Archive for July, 2009

Gravity and the jaw

July 28, 2009

The jaw is a muscle that actually wants to drop automatically. And if one is relaxed, it would do so. This relaxation of the jaw should be used in singing. Let the jaw drop and pull it up. Most of the time, the jaw should not be pulled down strongly using the side of the throat muscles.

In singing, there are no pull-down muscles of the jaw.   When opening the jaw, it is a pull backward.  Gravity pulls down.

So, to sing well, must use gravity together with pulling backward, so as to maximize relaxation.   This is the same as Alan Greene’s concept of a backward jaw.


Overall posture

July 28, 2009

People’s original, and usually not-properly-aligned, postures are different, and there is no single corrective treatment method.   The following is my posture changes needed, which may apply to many others.

Feet to be properly balancing spine–orthotics if necessary.

Knees somewhat straight.  Excessive bent knees is a clue that the posture is leaning too much.

Hips pushed forward.

Abdomen tighten

Chest expanded and upper chest protruded.

Throat somewhat relaxed.

Upper chest protruded such that the throat and head balance.

Jaw ready to be dropped and not protruded forward.

Face and nostrils relaxed.

EV967 microphone

July 20, 2009

Compared to the EV767, the 967 is a muddier mic on the bass, meaning, that it is less precise between each tone emitted.   But, it does sound somewhat nearly as full, and because, in my opinion, the EV767 is frequently too bassy-full, the 937 is actually a better sound frequently for my voice.

The 937 has a roll-off switch, a big advantage.

Nasal and mask

July 20, 2009

The nose muscles must be relaxed and sound sent forward.  This improves head resonance.

singing highs

July 17, 2009

Pull jaws backwards.

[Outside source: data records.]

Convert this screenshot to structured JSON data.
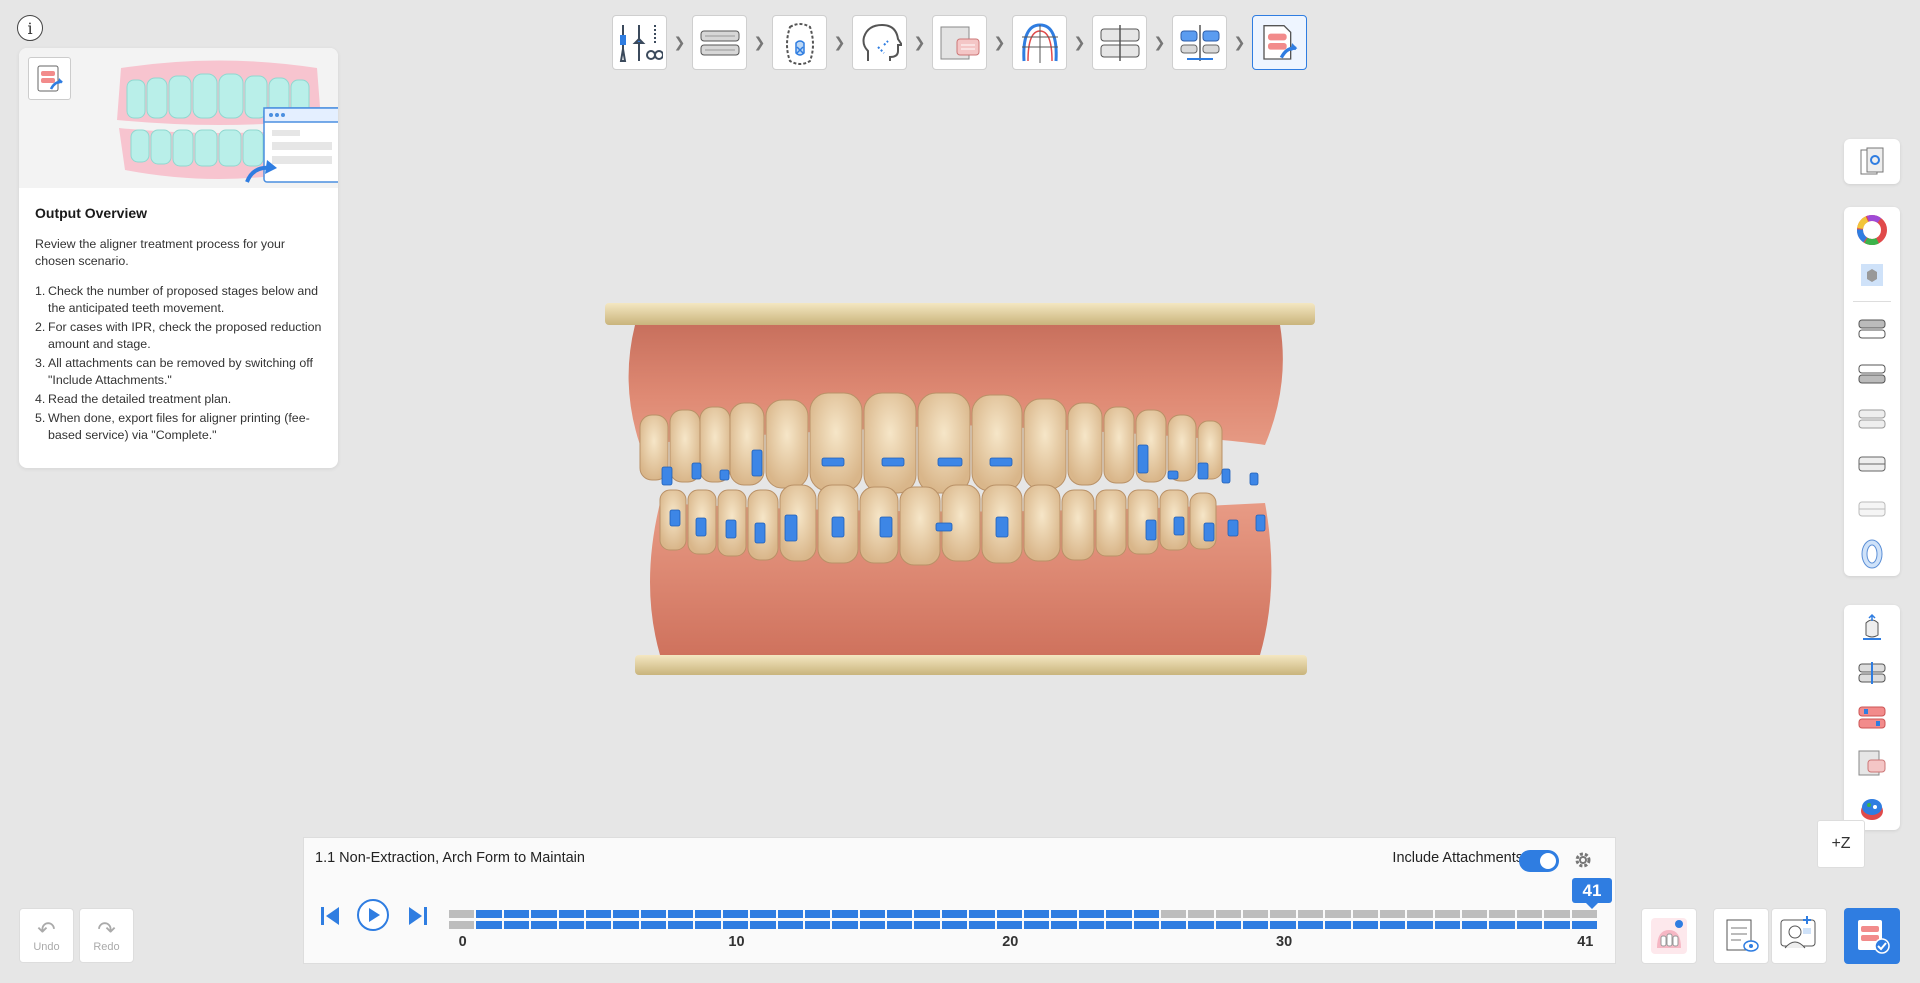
{
  "info_label": "i",
  "guide": {
    "title": "Output Overview",
    "description": "Review the aligner treatment process for your chosen scenario.",
    "items": [
      {
        "num": "1.",
        "text": "Check the number of proposed stages below and the anticipated teeth movement."
      },
      {
        "num": "2.",
        "text": "For cases with IPR, check the proposed reduction amount and stage."
      },
      {
        "num": "3.",
        "text": "All attachments can be removed by switching off \"Include Attachments.\""
      },
      {
        "num": "4.",
        "text": "Read the detailed treatment plan."
      },
      {
        "num": "5.",
        "text": "When done, export files for aligner printing (fee-based service) via \"Complete.\""
      }
    ]
  },
  "workflow_steps": [
    {
      "icon": "tools-icon",
      "active": false
    },
    {
      "icon": "arch-models-icon",
      "active": false
    },
    {
      "icon": "tooth-segmentation-icon",
      "active": false
    },
    {
      "icon": "face-profile-icon",
      "active": false
    },
    {
      "icon": "scan-align-icon",
      "active": false
    },
    {
      "icon": "arch-form-icon",
      "active": false
    },
    {
      "icon": "occlusion-icon",
      "active": false
    },
    {
      "icon": "staging-icon",
      "active": false
    },
    {
      "icon": "output-icon",
      "active": true
    }
  ],
  "timeline": {
    "scenario": "1.1 Non-Extraction, Arch Form to Maintain",
    "include_attachments_label": "Include Attachments",
    "include_attachments_on": true,
    "current_stage": "41",
    "total_stages": 41,
    "upper_active_until": 25,
    "lower_active_until": 41,
    "tick_labels": [
      "0",
      "10",
      "20",
      "30",
      "41"
    ],
    "tick_values": [
      0,
      10,
      20,
      30,
      41
    ]
  },
  "undo_label": "Undo",
  "redo_label": "Redo",
  "zoom_label": "+Z",
  "colors": {
    "accent": "#2f7de1",
    "inactive_bar": "#bdbdbd",
    "gingiva": "#d9826e",
    "teeth": "#e8cfa8",
    "attachment": "#3d86e6"
  }
}
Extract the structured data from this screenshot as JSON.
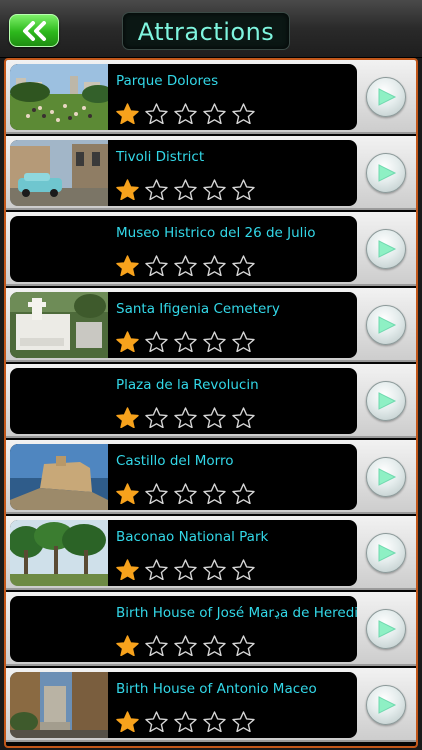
{
  "header": {
    "back_icon": "double-chevron-left-icon",
    "title": "Attractions"
  },
  "colors": {
    "accent": "#7ff5df",
    "link_text": "#33d8e8",
    "frame": "#c2571a",
    "star_filled": "#f7a21c",
    "back_button": "#2db81c"
  },
  "attractions": [
    {
      "name": "Parque Dolores",
      "rating": 1,
      "max_rating": 5,
      "has_photo": true
    },
    {
      "name": "Tivoli District",
      "rating": 1,
      "max_rating": 5,
      "has_photo": true
    },
    {
      "name": "Museo Histrico del 26 de Julio",
      "rating": 1,
      "max_rating": 5,
      "has_photo": false
    },
    {
      "name": "Santa Ifigenia Cemetery",
      "rating": 1,
      "max_rating": 5,
      "has_photo": true
    },
    {
      "name": "Plaza de la Revolucin",
      "rating": 1,
      "max_rating": 5,
      "has_photo": false
    },
    {
      "name": "Castillo del Morro",
      "rating": 1,
      "max_rating": 5,
      "has_photo": true
    },
    {
      "name": "Baconao National Park",
      "rating": 1,
      "max_rating": 5,
      "has_photo": true
    },
    {
      "name": "Birth House of José Marڍa de Heredia",
      "rating": 1,
      "max_rating": 5,
      "has_photo": false
    },
    {
      "name": "Birth House of Antonio Maceo",
      "rating": 1,
      "max_rating": 5,
      "has_photo": true
    }
  ]
}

Decreases tension on throat.   Also send sounds to a more open throat and preferably up through the top of the head (back of the throat)–to increase resonance and thereby cause less stress.

My personal experience though is that deliberately tightening the throat and presumably the vocal cords can create a higher shrill high, but this is more tiring on the throat.   The above mentioned type of highs is more relaxing, but doesn’t sound as “tough”, although close.

Stretch principle and throat

July 13, 2009

The principle of stretching to straighten the posture also applies to the throat and mouth, except here now, it is not necessarily to straighten. It is to additionally expand and sometimes to lengthen.

In practicing singing here, constantly strive to open your back of the throat muscles wider and lengthen the back of the throat. Overtime, these muscles will regain their tone and the more capable sounds created will be available when you are singing.

These efforts also enable for new types of sounds.

Remember that the support structure for the throat and neck will affect these muscles, which will then facilitate for the inner throat muscles to lengthen and expand.

Many people have trouble with the support structure for the throat and neck, and these top of chest, shoulders, and upper back muscles and spinal alignment issues can be difficult to get rid of.

Additionally, these are locked in placed by the excessive tension in the throat.

advanced posture-effect concepts

July 11, 2009

Nose–less strain on nasal muscles (e.g. effort, strain, disgust).    In addition to singing better, this will make breathing easier.

Eyes–less intense around eye muscles. Result will be better 3D perception and more color intensity. Audience perceive singer as less strained and more relaxed. Also ties into nasal muscles

Principles here are the same–more relaxed the muscles, better physiological results and better singing.

The strained efforts seen frequently on singers can have emotional stage impact, but for better range still, more relaxed face and nose can create higher range sounds.

mic use

July 11, 2009

Even though he sways constantly, B. B. King creates a consistent circumference around the microphone, so as to generate a consistent volume sound.